Unmounting and Shutdown

# Unmount filesystem
sudo umount /mnt/posixlake
# Shutdown NFS server
nfs.shutdown()

How It Works:

  • Read Operations (cat, grep, awk, wc): NFS server queries Parquet files → converts to CSV on-demand → caches result
  • Append Operations (echo >>): NFS server parses CSV → converts to RecordBatch → Delta Lake INSERT transaction
  • Overwrite Operations (sed -i, cat > file): Detects INSERT/UPDATE/DELETE by comparing old vs new CSV → executes MERGE transaction (atomic INSERT/UPDATE/DELETE)
  • Delete Operations (rm file): Triggers Delta Lake DELETE ALL transaction
  • No Special Drivers: Uses OS built-in NFS client - works everywhere

Authentication & Security

from posixlake import DatabaseOps, Schema, Field

# Create database with authentication enabled
schema = Schema(fields=[...], primary_key=None)
db = DatabaseOps.create_with_auth("/path/to/db", schema, auth_enabled=True)
db.create_user("admin", "secret", ["admin"])

# Open with credentials
db = DatabaseOps.open_with_credentials("/path/to/db", "admin", "secret")

# User management
db.create_user("alice", "password123", ["read", "write"])

# Role-based access control
# Permissions checked automatically on all operations

Backup & Restore

from posixlake import (
    get_backup_metadata,
    get_backup_metadata_with_credentials,
    restore,
    restore_to_transaction,
    restore_to_transaction_with_credentials,
    restore_with_credentials,
    verify_backup,
    verify_backup_with_credentials,
)

# Full backup
db.backup("/path/to/backup")

# Incremental backup
db.backup_incremental("/path/to/base_backup", "/path/to/incremental_backup")

# Backup inspection
metadata = get_backup_metadata("/path/to/backup")
report = verify_backup("/path/to/backup")

# Restore helpers
restore("/path/to/backup", "/path/to/restore")
restore_to_transaction("/path/to/backup", "/path/to/restore_txn", metadata.timestamp)
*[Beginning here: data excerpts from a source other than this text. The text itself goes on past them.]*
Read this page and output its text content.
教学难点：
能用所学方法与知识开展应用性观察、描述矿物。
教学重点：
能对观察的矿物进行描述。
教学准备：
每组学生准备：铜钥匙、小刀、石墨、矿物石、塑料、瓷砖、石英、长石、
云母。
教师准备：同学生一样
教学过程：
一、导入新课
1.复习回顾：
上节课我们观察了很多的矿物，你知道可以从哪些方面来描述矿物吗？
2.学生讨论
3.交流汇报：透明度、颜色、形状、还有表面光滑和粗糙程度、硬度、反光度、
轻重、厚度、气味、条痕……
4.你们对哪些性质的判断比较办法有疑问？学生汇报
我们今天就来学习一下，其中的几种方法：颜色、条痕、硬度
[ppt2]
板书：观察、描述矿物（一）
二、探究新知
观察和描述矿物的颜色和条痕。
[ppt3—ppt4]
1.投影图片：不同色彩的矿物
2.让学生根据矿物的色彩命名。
# Auth-enabled backup helpers
metadata = get_backup_metadata_with_credentials("/path/to/auth_backup", "admin", "secret")
report = verify_backup_with_credentials("/path/to/auth_backup", "admin", "secret")
restore_with_credentials("/path/to/auth_backup", "/path/to/auth_restore", "admin", "secret")
restore_to_transaction_with_credentials(
    "/path/to/auth_backup",
    "/path/to/auth_restore_txn",
    metadata.timestamp,
    "admin",
    "secret",
)

Monitoring

# Get real-time metrics
metrics = db.get_metrics()
print(metrics.total_queries, metrics.total_inserts, metrics.uptime_seconds)

# Health check
health = db.health_check()
print(health.status, health.total_files, health.total_size_bytes)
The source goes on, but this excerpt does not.